If I were to impart three gems of wisdom to you on your own fluffy scrambled egg journey, they would be this:

  • Use a blender: Not only will the blender mix your raw eggs more evenly, but it will also aerate them, giving them a fluffy texture when cooked. I can’t recommend the Ninja Nutri Pro blender enough—I use it for everything from scrambling eggs to making protein shakes to puréeing hot soups. It’s compact, fast, leak-proof, and dishwasher safe. What’s not to love!

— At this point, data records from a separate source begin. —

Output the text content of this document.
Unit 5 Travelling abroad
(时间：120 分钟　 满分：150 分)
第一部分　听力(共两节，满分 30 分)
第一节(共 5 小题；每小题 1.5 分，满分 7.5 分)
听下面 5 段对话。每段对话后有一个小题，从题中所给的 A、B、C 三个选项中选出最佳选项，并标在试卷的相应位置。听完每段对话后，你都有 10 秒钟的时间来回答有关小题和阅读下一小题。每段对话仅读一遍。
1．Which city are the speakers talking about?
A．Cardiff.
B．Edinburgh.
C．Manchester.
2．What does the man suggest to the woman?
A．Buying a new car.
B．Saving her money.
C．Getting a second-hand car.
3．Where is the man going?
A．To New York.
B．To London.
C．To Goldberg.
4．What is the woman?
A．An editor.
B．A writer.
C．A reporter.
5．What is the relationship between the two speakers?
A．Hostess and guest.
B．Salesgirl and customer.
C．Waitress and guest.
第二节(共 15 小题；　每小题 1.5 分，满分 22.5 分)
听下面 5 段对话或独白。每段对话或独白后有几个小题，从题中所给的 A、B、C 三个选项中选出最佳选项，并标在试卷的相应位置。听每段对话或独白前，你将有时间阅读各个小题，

  • Use a nonstick skillet: Take it from someone who learned the hard way. Use. The. Nonstick. Skillet. There’s a coating on the nonstick skillet that allows for easier release of the food from the pan. That way you don’t destroy your end product or end up having to soak your pan for several days because the eggs decided to bond with the mighty power of Thor. You’re still using some sort of fat when cooking eggs (e.g. butter, margarine, oil), but this coating helps reduce the chance of… well… sticking. If you don’t have a nonstick skillet, I highly recommend investing in one. Not sure where to start? We’ve done the legwork so you don’t have to and tested and reviewed our top favorite nonstick skillets. Treat yo self.
  • Do NOT let the eggs sit: You might be tempted to pour your eggs into the pan and walk away for a moment, but don’t do it. They brown on the bottom and create a skin which should NOT be happening with a fluffy scrambled egg situation. Instead, using a high-heat silicone spatula, continuously stir the eggs as they cook. (This will take less than three minutes. I promise you that you can stand in front of the stove for three minutes.) This will ensure that no skin forms on the bottom of the eggs, that they cook more evenly, and that they cook faster. Lord knows I’m an impatient person, so anything that I can do efficiently AND fast is best.